What Is APIG?¶
API Gateway (APIG) is a high-performance, high-availability, and high-security API hosting service that helps you build, manage, and deploy APIs at any scale. With just a few clicks, you can integrate internal systems, and selectively expose capabilities with minimal costs and risks.
To monetize your service and data capabilities, you can open them up by creating APIs in APIG. Then you can provide the APIs for API callers using offline channels.
You can also obtain open APIs from APIG to reduce your development time and costs.

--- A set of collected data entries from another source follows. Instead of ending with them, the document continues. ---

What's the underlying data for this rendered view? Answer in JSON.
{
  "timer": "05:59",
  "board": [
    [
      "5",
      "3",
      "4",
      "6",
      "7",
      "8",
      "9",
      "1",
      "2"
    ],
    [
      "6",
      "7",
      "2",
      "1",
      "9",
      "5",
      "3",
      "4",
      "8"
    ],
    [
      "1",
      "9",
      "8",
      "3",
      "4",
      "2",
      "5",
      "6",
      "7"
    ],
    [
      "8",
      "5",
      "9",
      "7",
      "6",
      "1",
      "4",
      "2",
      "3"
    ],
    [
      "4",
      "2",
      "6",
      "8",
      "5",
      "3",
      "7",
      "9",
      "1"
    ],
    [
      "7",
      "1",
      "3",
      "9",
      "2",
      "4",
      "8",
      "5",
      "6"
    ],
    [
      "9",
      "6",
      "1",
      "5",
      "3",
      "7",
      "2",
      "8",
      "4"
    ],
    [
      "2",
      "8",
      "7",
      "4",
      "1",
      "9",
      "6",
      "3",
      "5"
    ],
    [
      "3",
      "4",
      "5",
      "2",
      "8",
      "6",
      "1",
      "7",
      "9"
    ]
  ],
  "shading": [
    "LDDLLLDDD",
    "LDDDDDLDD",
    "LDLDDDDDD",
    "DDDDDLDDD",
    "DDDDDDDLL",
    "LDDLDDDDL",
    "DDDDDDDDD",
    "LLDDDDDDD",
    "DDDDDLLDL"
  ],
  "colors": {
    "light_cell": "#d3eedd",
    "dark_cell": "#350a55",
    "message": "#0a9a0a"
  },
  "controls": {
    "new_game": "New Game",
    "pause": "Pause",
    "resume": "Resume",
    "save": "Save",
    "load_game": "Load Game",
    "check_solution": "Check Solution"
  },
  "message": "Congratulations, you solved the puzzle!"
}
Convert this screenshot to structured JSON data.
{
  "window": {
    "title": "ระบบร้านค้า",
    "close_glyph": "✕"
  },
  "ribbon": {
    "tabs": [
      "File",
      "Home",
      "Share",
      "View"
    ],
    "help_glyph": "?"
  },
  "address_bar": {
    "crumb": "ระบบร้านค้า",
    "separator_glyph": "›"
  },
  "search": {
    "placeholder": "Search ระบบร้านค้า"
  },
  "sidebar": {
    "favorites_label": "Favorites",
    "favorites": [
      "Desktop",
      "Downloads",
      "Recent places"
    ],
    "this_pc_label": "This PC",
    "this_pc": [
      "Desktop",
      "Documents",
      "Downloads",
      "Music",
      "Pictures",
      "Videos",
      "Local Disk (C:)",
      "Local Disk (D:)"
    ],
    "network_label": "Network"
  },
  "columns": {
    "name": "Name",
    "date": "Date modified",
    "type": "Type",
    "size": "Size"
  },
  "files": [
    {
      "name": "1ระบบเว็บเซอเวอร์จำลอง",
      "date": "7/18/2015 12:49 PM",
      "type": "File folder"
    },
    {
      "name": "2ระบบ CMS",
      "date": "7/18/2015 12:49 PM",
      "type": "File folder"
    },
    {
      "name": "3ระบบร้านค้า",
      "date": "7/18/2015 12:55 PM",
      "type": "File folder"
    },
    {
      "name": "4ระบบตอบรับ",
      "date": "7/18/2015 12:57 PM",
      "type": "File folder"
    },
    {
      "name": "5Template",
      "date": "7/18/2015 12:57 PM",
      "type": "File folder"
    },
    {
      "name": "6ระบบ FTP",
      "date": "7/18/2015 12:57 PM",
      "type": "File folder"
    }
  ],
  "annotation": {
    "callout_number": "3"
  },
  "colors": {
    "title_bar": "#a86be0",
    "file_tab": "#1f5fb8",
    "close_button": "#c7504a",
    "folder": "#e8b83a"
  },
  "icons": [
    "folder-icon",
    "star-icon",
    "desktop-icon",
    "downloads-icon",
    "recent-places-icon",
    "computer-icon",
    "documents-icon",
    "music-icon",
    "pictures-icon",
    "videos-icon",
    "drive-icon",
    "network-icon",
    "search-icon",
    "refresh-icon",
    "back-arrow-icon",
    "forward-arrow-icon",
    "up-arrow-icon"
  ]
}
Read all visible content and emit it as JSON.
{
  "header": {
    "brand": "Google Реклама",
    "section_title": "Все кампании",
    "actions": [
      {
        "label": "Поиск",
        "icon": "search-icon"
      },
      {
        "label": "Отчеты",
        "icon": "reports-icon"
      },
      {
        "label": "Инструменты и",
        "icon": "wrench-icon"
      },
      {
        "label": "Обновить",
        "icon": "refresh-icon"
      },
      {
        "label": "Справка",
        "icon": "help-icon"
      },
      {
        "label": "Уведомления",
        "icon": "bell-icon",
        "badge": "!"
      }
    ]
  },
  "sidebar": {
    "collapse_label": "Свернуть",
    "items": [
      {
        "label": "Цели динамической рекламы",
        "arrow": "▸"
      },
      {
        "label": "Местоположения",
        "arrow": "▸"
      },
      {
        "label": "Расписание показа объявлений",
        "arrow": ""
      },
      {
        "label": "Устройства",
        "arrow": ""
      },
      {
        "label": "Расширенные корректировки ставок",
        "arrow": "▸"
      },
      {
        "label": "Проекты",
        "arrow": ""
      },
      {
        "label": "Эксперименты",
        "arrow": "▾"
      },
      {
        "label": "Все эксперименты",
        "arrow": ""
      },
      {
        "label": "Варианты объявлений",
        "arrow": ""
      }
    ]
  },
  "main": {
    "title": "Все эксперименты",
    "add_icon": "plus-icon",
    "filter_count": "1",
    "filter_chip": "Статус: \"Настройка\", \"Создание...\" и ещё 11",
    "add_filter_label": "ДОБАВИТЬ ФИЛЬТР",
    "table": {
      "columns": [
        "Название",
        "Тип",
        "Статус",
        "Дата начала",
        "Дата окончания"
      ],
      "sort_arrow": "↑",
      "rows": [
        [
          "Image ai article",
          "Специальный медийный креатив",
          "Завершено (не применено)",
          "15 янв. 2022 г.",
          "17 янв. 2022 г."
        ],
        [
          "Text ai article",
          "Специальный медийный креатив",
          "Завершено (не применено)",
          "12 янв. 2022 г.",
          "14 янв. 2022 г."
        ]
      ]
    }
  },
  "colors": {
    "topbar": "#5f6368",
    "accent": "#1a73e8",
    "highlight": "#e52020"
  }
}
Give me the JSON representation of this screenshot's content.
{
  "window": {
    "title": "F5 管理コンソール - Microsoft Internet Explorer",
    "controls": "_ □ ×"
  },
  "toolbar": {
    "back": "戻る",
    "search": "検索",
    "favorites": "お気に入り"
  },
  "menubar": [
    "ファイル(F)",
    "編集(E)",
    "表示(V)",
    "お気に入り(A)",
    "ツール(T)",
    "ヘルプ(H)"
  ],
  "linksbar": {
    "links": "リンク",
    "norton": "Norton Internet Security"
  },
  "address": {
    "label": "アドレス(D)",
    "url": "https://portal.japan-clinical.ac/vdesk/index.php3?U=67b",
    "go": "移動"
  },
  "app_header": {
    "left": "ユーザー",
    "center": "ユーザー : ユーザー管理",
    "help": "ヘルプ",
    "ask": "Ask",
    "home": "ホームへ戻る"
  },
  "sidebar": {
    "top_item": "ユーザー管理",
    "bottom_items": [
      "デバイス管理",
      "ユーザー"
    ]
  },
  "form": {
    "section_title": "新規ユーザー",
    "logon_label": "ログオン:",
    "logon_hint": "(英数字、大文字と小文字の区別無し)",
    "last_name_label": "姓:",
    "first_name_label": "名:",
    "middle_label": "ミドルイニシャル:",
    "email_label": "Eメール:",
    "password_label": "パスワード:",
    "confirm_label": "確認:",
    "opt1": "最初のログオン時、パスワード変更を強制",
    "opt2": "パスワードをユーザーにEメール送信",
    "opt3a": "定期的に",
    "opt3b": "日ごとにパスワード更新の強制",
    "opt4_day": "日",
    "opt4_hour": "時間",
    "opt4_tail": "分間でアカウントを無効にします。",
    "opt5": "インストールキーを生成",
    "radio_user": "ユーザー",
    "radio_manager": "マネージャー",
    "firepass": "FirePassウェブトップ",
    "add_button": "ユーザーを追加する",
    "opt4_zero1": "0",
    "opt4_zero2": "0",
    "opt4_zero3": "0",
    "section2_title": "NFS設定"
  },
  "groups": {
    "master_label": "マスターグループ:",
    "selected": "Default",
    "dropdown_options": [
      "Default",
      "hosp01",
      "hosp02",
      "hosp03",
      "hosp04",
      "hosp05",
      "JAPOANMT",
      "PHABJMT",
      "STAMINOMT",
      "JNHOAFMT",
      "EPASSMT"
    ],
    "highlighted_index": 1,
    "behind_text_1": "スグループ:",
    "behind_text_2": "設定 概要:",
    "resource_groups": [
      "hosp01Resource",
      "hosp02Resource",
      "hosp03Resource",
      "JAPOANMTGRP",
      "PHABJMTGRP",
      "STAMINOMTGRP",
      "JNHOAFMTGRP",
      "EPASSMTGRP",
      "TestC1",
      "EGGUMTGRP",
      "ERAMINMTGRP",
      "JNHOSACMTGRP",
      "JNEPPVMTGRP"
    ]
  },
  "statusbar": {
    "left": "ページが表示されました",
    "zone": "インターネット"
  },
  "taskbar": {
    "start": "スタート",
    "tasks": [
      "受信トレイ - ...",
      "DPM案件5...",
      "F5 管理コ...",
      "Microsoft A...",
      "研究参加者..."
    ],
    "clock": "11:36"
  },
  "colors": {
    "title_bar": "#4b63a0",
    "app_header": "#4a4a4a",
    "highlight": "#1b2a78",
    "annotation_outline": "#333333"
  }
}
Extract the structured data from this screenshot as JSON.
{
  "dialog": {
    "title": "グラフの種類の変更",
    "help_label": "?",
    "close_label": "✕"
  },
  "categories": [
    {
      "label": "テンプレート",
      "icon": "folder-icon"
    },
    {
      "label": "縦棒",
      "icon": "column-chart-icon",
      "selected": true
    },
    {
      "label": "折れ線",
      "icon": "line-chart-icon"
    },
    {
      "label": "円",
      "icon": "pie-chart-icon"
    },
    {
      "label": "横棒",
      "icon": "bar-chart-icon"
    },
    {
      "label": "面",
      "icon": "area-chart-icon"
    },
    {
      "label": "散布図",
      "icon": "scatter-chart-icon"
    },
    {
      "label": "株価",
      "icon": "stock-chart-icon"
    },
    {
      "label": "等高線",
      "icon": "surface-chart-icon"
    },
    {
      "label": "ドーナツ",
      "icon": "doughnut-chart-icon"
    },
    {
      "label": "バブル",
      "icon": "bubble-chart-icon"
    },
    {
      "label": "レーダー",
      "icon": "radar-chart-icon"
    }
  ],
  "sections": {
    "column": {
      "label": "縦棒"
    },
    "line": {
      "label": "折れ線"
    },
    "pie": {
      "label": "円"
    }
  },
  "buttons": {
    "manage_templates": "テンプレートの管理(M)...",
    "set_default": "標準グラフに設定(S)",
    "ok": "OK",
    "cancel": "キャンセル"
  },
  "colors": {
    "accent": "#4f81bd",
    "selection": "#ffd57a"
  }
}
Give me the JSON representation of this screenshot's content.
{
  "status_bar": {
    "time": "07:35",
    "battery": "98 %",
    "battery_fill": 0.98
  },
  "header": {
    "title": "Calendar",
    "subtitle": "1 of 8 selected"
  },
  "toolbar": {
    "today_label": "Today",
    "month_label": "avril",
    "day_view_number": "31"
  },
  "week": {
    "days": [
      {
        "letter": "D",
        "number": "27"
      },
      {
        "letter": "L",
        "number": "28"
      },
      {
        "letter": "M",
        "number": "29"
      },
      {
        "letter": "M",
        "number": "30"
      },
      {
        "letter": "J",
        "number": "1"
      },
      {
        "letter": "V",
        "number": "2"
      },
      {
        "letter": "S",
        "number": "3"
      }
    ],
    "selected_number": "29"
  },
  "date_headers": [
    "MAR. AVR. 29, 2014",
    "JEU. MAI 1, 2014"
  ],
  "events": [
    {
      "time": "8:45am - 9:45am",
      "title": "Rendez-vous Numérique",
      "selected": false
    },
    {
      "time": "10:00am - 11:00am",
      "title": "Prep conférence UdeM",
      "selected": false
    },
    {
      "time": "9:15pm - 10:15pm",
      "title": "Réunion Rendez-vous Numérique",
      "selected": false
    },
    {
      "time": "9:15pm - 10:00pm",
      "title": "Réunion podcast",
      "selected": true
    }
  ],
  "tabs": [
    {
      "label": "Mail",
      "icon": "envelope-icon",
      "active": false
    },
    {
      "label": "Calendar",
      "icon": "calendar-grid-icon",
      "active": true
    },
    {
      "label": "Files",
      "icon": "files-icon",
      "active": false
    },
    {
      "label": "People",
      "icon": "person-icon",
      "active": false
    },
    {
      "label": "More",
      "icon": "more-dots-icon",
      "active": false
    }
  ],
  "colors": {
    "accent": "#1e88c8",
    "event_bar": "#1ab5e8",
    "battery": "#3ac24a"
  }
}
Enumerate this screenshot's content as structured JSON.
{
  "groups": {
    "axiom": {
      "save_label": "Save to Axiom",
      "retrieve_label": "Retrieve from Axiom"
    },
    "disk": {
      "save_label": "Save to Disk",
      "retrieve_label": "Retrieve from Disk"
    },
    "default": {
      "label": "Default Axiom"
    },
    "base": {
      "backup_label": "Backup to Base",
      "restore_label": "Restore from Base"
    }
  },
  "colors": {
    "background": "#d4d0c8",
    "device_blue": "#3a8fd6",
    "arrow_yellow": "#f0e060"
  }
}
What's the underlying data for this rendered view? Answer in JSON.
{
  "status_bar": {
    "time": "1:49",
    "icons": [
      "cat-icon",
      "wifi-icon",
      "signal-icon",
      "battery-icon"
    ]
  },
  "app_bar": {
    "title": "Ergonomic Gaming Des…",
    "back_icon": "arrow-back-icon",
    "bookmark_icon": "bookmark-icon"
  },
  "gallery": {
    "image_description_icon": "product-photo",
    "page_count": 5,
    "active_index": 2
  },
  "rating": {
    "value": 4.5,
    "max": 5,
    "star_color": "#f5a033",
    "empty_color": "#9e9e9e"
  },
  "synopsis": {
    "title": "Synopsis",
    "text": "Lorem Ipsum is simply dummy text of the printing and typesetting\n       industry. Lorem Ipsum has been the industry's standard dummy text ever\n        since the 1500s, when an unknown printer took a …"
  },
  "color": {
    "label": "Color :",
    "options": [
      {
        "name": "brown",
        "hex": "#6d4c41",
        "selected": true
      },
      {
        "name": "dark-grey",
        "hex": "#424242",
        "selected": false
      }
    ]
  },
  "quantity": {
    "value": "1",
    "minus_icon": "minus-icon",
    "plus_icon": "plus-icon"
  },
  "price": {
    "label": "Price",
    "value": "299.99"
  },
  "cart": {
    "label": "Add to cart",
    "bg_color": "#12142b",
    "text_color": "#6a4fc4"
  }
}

Figure 1 APIG architecture¶
Product Functions¶
API lifecycle management
The lifecycle of an API involves creating, publishing, removing, and deleting the API. API lifecycle management enables you to quickly and efficiently expose service capabilities.
Cloud native gateway
APIG integrates traffic ingress (Kubernetes Ingress) and microservice governance (Kubernetes Gateway API) in one gateway, improving performance, simplifying the architecture, and reducing deployment and O&M costs.
Built-in debugging tool
With the built-in debugging tool, you can debug APIs using different HTTP headers and request bodies. This tool simplifies the API development process and reduces the API development and maintenance costs.
Version management
An API can be published in different environments. Publishing an API again in the same environment will override the API's previous version. APIG displays the publication history (including the version, description, date and time, and environment) of each API. You can roll back an API to any historical version to meet dark launch and version upgrade requirements.
Environment variables
Environment variables are manageable and specific to environments. Variables of an API will be replaced by the values of the variables in the environment where the API will be published. You can create variables in different environments to call different backend services using the same API.
Request throttling
For different services and users, you can control the request frequency at which an API can be called by a user, an app, and an IP address. This ensures that backend services can run stably.
The throttling can be accurate to the second, minute, hour, or day.
Excluded apps and tenants can be configured to limit the number of API calls from specific apps and tenants, respectively.
Monitoring and alarm
APIG provides visualized, real-time API monitoring, and displays multiple metrics, including number of requests, invocation latency, and number of errors. The metrics help you understand the API usage, allowing you to identify potential service risks.
Access control
Access control policies are one of the security measures provided by APIG. They allow or deny API access from specific IP addresses or accounts.
VPC channels
VPC channels can be created for accessing resources in Virtual Private Clouds (VPCs) and exposing capabilities of backend services deployed in VPCs. A VPC channel forwards API requests to different servers for load balancing.
Signature keys
A signature key consists of a key and secret, and takes effect only after being bound to APIs. Signature keys are used by backend services to verify the identity of APIG and ensure secure access.
Mock response
Mock backends simulate API responses for circuit breakers, service degradation, and redirection.